DBA Insurance Differs From US Workers Compensation

Although DBA insurance is often characterized as being “just like traditional domestic workers compensation, only it happens overseas,” due to the specialist and international nature of this class of insurance it has several striking differences that present a significant challenge when trying to apply traditional workers compensation insurance principles to it. Below are some of the key differences between DBA insruance and US worker’s compensation:

  • DBA Insurance lacks extensive data on losses as there is no centralized, extensive or long-term published data on workplace injuries compared to the US workers compensation insurance market. There are also significant differences in the risk associated between DBA insurance locations and the work involved.

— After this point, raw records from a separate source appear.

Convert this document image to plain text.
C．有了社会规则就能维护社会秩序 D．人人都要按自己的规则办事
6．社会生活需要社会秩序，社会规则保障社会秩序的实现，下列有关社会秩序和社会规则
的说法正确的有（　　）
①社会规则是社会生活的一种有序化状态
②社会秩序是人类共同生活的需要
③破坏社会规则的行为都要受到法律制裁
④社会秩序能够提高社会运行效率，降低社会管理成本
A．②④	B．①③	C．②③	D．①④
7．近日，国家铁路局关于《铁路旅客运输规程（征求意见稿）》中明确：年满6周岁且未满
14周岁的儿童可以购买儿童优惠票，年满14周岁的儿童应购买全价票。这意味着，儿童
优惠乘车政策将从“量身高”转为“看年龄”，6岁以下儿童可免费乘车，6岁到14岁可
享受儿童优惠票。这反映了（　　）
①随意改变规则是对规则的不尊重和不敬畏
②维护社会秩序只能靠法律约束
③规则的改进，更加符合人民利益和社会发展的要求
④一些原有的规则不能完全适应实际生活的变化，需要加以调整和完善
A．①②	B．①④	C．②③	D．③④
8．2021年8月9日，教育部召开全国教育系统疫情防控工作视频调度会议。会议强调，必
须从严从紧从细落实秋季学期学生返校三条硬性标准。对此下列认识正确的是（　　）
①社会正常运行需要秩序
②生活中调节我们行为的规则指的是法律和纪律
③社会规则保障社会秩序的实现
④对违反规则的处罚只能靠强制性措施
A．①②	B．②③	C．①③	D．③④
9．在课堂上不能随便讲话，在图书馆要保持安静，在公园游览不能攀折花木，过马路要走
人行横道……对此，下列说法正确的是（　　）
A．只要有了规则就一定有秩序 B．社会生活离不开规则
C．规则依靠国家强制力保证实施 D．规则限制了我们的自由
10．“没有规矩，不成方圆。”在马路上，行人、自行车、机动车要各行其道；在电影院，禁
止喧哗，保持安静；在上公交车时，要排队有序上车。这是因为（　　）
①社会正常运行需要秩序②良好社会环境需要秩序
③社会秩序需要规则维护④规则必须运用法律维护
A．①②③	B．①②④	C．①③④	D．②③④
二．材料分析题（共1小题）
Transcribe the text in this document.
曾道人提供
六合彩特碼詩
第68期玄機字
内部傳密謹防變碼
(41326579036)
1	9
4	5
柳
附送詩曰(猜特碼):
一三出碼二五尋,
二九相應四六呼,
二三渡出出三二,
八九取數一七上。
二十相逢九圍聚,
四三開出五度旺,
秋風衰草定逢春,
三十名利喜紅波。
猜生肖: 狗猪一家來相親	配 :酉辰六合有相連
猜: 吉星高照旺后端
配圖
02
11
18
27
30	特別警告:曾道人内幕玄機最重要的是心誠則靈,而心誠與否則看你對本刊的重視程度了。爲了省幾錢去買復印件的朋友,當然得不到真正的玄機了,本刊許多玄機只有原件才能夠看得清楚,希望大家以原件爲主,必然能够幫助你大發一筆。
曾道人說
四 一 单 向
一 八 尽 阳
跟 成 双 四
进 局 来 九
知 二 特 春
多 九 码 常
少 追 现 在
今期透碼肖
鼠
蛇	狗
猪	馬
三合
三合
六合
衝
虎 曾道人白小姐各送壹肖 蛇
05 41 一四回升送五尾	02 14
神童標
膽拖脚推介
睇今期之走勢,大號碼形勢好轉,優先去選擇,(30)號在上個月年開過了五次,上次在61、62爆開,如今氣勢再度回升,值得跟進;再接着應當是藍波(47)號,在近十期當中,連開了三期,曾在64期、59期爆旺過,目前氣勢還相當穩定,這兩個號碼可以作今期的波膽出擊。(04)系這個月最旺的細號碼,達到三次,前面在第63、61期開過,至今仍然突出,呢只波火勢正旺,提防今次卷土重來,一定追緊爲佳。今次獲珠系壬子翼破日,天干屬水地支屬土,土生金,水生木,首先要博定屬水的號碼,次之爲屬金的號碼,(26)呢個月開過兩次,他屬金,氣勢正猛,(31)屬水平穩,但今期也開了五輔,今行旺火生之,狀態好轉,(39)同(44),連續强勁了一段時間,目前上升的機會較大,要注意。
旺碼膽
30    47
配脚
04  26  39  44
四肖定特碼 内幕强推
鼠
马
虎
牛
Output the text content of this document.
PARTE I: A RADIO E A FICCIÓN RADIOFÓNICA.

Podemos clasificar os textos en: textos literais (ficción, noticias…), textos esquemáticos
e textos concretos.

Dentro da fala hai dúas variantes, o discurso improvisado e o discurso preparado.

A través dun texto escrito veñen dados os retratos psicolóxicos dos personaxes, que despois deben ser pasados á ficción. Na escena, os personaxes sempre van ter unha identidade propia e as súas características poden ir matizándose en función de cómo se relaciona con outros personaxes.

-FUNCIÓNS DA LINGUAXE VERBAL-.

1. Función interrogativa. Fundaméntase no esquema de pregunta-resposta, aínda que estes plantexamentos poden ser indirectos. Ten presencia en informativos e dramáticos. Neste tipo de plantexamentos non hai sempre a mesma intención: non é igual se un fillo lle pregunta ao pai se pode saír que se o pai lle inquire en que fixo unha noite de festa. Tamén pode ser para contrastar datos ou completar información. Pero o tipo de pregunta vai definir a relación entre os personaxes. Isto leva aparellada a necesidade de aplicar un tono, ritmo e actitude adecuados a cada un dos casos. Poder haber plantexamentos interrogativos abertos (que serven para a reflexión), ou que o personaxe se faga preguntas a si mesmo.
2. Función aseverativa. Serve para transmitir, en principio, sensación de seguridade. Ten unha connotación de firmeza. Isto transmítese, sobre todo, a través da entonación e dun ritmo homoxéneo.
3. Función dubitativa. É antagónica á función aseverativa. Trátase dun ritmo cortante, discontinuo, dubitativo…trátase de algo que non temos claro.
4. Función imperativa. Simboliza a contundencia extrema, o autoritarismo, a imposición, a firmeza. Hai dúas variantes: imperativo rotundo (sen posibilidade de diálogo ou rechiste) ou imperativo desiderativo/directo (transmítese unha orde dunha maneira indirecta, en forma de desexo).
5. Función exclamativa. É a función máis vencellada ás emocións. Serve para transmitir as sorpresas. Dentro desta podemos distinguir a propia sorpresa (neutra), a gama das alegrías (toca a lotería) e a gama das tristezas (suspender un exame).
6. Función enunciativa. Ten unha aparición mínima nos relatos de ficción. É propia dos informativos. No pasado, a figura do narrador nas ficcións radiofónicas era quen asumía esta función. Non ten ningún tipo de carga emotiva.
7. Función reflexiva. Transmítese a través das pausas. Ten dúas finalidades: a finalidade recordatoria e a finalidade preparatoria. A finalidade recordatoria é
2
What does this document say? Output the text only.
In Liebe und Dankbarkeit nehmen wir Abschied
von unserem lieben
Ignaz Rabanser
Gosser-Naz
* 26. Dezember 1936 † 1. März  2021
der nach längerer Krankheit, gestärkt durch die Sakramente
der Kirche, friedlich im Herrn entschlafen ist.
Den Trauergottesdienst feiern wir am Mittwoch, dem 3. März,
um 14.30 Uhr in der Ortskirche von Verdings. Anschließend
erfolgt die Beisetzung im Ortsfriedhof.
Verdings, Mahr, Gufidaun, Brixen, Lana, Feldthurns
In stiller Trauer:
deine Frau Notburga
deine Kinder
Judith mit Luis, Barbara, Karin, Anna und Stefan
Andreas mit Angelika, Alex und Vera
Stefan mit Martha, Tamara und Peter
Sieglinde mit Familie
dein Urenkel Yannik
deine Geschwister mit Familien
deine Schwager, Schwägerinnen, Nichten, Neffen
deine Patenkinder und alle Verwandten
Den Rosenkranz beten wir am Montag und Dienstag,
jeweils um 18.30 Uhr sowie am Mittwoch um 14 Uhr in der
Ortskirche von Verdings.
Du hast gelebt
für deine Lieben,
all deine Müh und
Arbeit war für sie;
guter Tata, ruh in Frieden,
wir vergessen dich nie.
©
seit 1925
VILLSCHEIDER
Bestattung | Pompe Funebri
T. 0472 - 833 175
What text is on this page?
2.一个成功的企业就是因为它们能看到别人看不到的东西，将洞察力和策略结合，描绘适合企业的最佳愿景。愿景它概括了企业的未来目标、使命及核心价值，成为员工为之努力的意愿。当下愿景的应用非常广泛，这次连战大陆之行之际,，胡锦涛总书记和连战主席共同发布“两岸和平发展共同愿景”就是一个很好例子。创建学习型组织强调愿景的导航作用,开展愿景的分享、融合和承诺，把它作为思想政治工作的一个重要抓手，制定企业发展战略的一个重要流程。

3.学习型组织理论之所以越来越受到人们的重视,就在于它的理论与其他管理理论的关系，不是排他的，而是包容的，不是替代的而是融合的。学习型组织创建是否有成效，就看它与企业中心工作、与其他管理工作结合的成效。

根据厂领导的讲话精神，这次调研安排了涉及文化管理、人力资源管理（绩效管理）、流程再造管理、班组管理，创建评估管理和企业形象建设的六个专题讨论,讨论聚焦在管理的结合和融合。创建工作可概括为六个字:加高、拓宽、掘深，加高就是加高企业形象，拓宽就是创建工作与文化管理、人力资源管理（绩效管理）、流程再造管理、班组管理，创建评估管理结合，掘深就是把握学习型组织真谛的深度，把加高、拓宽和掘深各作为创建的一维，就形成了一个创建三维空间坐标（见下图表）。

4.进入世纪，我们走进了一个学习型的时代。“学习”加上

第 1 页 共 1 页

  • DBA insurance coverage extends beyond the workday and involves longer work hours in some cases the entirety, of the employee’s day, due to the “zone of special danger” doctrines and their expansion to include the “reasonable recreation” concept established by the courts, whereas domestic workers compensation only relates to on-the-job time periods with better known work hours and pace.The “zone of special danger” doctrine applies to DBA insurance claims in a war zone and are based on the premise that the test of recovery is not a causal relation between the nature of employment of the injured person and the accident. Nor is it necessary that the employee be engaged at the time of the injury in activity of benefit to his/her employer. All that is required is that the “obligation or condition” of employment create the “zone of special danger” out of which the injury arose. The “reasonable recreation” concept provides that employees working under the Defense Base Act far away from their families and friends, in remote places where recreational and social activities are severely limited, are in different circumstances from employees working at home. Personal social or recreational activities must be considered as incident to the overseas employment relationship.
  • Locations that require DBA insurance coverage often lack adequate medical care due to the locations being in areas with little or no proximate access to adequate medical care. Severe injuries may require emergency medical evacuation away from the work location to other countries or in-country locations that may be a long distance for the site of injury.
  • DBA insurance payout periods may be longer due to younger workforce compared to the US domestic workplace that has a broader mix of employee ages. Many DBA insurance locations require the workforce to be consciously screened for health and age. Hence the initial health of the employees tend to be better compared to US domestic workers, but payout periods for rehabilitation for full or partial disabilities may therefore be longer due to younger average age.
  • DBA insurance payments involve multiple currencies and geographic locations, ranging from medical care at the point of accident, evacuations along with any locations in transit and finally disability payments back at the home country.
  • DBA insurance claims adjudication and investigation involves a significant range of language, religious and cultural differences compared to US domestic workplace.
  • DBA insurers may have to expend significant funds upfront for claims involving death or injury arising from war hazards before being fully (or in some cases partially) reimbursed by the DOL WHCA program. Preparing and presenting requests for WHCA reimbursement can involve significant additional time and effort. The time frame to reach final settlement of such claims can be as long as 7 years, and whilst there is no allowance for the value of money over time, DBA insurers are entitled to reimbursement of reasonable and necessary claims expenses associated with the handling of the DBA insurance claim. The DOL regulations divide reasonable and necessary claims into two types of expenses: allocated expenses (expenses such as attorney fees and court costs that can be itemized) and unallocated expenses (expenses that cannot be itemized). Under DOL regulations, carriers can claim up to 15 percent of the sum of the reimbursable payments made under dba insurance, as unallocated expenses.